Pourquoi ces campagnes n'ont-elles pas déjà été lancées ?
Moi je suis content que cela se fasse maintenant et de pouvoir m'en occuper.
Cette crise sanitaire serait presque bénéfique sur un plan managérial ?
Il ne faut pas se priver comme dans toutes crises d'observer les changements et évolutions qu'elle provoque. J'étais encore aux manettes d'une ARS l'été dernier. Je peux donc témoigner des nombreuses actions innovantes générées par la crise. Des projets qui avaient beaucoup de mal à émerger et qui, là, ont trouvé rapidement des voies de mise en oeuvre, des gens de bonne volonté. Il ne faudra pas oublier tout cela. En avril dernier par exemple, en une semaine nous avons réalisé un million d'actes de téléconsultation, alors que durant toute l'année 2019, nous n'en avions fait que 600 000. J'espère que cela va rester. Et puis nous observons une forme de solidarité qui a fait ses preuves, vers une société du prendre soin. Des retraités se sont manifestés pour revenir aider dans les Ehpad, les hôpitaux.

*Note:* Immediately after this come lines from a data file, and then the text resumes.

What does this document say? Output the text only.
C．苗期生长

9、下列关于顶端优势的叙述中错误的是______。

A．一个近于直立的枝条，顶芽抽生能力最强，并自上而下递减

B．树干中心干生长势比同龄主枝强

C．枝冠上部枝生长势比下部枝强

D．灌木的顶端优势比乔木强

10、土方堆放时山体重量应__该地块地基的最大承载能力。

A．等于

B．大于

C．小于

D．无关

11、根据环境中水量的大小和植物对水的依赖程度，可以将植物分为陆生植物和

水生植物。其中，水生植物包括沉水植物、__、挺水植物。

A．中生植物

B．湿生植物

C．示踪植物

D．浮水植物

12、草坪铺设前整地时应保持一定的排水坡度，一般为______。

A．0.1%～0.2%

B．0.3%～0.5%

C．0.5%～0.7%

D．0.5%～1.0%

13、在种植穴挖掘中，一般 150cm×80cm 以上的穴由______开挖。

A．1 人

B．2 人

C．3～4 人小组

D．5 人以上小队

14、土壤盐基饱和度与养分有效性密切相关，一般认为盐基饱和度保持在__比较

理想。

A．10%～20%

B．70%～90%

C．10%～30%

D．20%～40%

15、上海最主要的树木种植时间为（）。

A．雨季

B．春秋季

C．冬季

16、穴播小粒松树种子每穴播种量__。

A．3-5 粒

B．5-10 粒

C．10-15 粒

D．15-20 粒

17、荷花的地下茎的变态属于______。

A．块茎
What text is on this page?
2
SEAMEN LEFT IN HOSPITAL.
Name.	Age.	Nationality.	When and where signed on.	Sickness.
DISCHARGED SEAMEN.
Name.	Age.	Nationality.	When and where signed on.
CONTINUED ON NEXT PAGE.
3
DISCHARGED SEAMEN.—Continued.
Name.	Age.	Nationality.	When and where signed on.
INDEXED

Où en est la concertation sur l'avenant 43 de l'aide à domicile ?
Brigitte Bourguignon a annoncé la revalorisation des salaires dans le secteur du domicile. Tout ceci est en bonne voie. Il s'agit du 1er étage d'une attractivité nouvelle autour d'une revalorisation financière substantielle. C'est essentiel car il y a encore des personnes qui vivent en-dessous du SMIC, notamment à cause des temps partiels, dramatiques lorsqu'ils sont subis. Mais ce domaine n'est pas de mon ressort. Quant à moi, je me sens très libre pour tous les autres aspects de l'attractivité des métiers. On me demande d'agir, d'agir et d'agir ! Je ne me sens nullement bridé.
Quelles sont les réelles perspectives pour la loi Grand âge et autonomie ?
Il y a le temps législatif, le temps politique, le temps du Covid qui a repoussé beaucoup de choses, et pas seulement dans ce domaine. Cette loi verra le jour. Je ne sais pas quand mais c'est remarquablement expliqué dans le rapport Libault. Quel qu'en soit le périmètre, elle est inévitable, pour des raisons démographiques et qualitatives. Personne n'en fera l'économie.